Co w niego wstąpiło, że targnął się na niewinność 14-letniego dziecka?! Piotr B. (28 l.), stołeczny strażnik miejski, najpierw upił, a potem zgwałcił swoją pasierbicę. Odurzona alkoholem Ania (14 l.) nawet nie wiedziała, co się z nią dzieje. Po wszystkim jednak dręczony wyrzutami sumienia mężczyzna nie wytrzymał i wyznał straszną prawdę swojej żonie.

Jakim trzeba być człowiekiem, żeby zrobić coś tak potwornego dziecku?! Tego feralnego wieczoru Piotr B. został ze swoją pasierbicą sam w domu. Mężczyzna pił alkohol i postanowił poczęstować nim dziecko. Po kilku kieliszkach Ania straciła przytomność.
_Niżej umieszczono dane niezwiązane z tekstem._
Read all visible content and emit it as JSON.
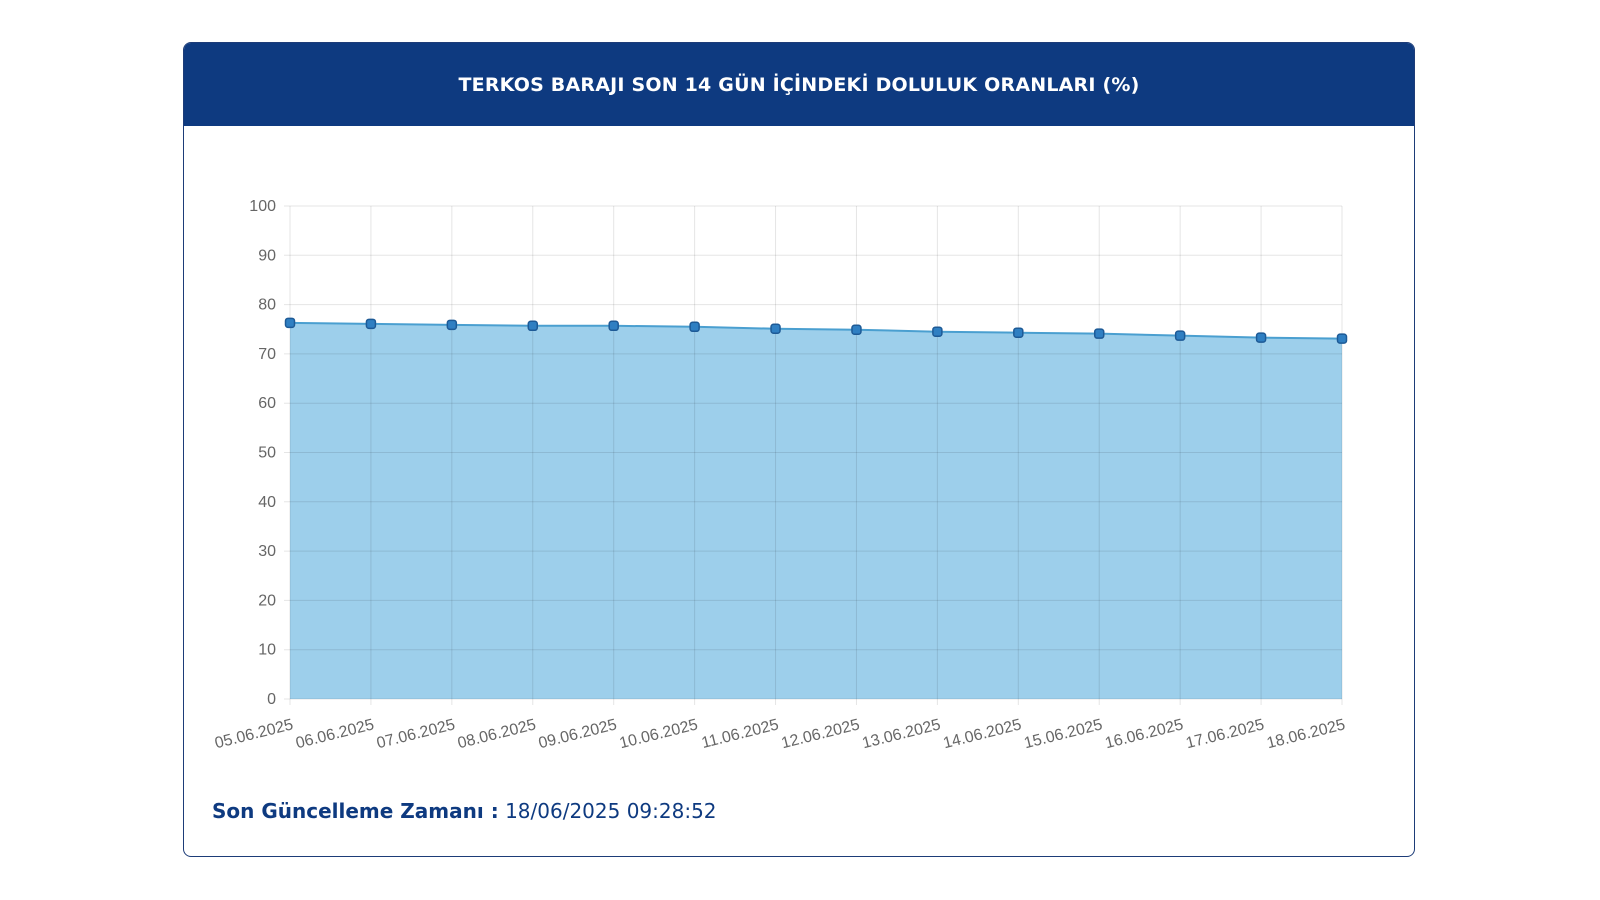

Nie wiadomo, czy zboczeniec wcześniej wszystko zaplanował, czy też ten diabelski pomysł zrodził się w jego głowie nagle. Podszedł do odurzonej wódką, nieprzytomnej dziewczyny, rozebrał ją i zaspokoił swoje chore żądze. Ania nawet nie zorientowała się, co się stało. Dopiero następnego ranka, gdy Piotr B. obudził się przy żonie, sumienie zmusiło go do wyznania tego, co zrobił. - Zgwałciłem twoją córkę - powiedział.

Jadwiga B. (38 l.), żona mężczyzny, która też pracuje w warszawskiej straży miejskiej, nie wahała się ani chwili. Natychmiast zgłosiła sprawę na policję. Kilka godzin później gwałciciel był już na komendzie, a następnego dnia usłyszał prokuratorskie zarzuty. - Podejrzany złożył wyjaśnienia i przyznał się do zarzucanego mu czynu. Sąd zastosował wobec niego 3-miesięczny areszt - tłumaczy Ireneusz Ważny, podwarszawski prokurator.

Warszawska straż miejska umywa ręce od sprawy i nie chce jej komentować. - Funkcjonariusz przebywał na urlopie. Nie zostaliśmy oficjalnie powiadomieni, że takie zdarzenie miało miejsce - mówi Monika Niżniak (32 l.), rzeczniczka warszawskich strażników. Również w północnopraskim oddziale straży miejskiej, gdzie pracowało małżeństwo, nikt nic o sprawie nie wiedział. Dopiero od nas strażnicy dowiedzieli się o wszystkim. Byli w szoku. - Co jemu strzeliło do głowy? To przecież taki dobry chłopak był. Pracował w straży od półtora roku, ale już widać było, że ma głowę na karku i jest ambitny. Jak mógł zrobić coś tak obrzydliwego? Wydawało się, że z niego porządna firma - mówi nam jeden z kolegów strażnika.

Mężczyźnie za gwałt na nieletniej grozi do 12 lat za kratami.